The venture will combine Experian’s property data and title information services with all of First American’s real estate information businesses except its mortgage loan servicing software division.
Experian is an industry leader in the development of software and database products used to establish property values, determine credit-worthiness of borrowers and analyze market trends.
First American Financial has property appraisal, tax service and title businesses. A subsidiary, First American Credco, is the nation’s largest provider of mortgage credit information.
“It’s a really good deal from a strategic point of view,” said analyst James E. Inglis of Philo Smith & Co. in Stamford, Conn.
The new joint venture will be an instant leader in developing and providing online information and decision-making products to mortgage lenders, he said.
“We’ve had all these bank consolidations that have left us with a bunch of really big mortgage lenders that want consistent services across the country, and ideally, they want them all online,” he said.
Skilling and the First American officials said they expect the deal to increase sales and earnings at both companies.
But Kennedy was reluctant to say how soon the numbers would increase. For now, he said, he is comfortable that First American Financial will meet analysts’ expectation of 1997 earnings in the neighborhood of $4.69 a share.
The transaction was approved Wednesday by both companies’ boards of directors but is subject to a definitive agreement and regulatory approval.

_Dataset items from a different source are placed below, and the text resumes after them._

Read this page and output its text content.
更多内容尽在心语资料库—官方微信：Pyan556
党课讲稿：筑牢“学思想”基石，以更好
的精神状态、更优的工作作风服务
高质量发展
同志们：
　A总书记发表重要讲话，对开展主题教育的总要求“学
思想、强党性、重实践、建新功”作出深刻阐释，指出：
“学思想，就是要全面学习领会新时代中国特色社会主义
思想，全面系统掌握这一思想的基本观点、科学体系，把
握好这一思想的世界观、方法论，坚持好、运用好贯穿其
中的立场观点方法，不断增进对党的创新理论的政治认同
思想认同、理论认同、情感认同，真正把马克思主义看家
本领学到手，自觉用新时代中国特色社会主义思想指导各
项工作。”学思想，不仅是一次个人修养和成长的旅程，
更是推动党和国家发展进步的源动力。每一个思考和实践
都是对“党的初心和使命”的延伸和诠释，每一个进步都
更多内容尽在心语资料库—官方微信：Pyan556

Skilling said he doesn’t expect government objections because the businesses don’t overlap. He also said he expects the final agreement to be hammered out “in a matter of weeks, not months.”
John Long, now president of St. Petersburg-based First American Real Estate Information Services Inc., will be president of the new company.
Dennis Gilmore, a regional vice president of First American’s title insurance subsidiary, will become general manager of the operations that Experian is contributing to the venture. Longtime Experian executive Don Miller, now president of those operations, will return to Experian’s main credit and marketing information units in an as-yet undisclosed position.
First American Financial, with $1.6 billion in annual sales, has more than 10,000 employees in more than 400 branch offices in the United States and abroad.
Experian has almost $900 million in annual sales and employs about 7,000 people in more than 80 offices in the North America, Europe, Asia and Africa.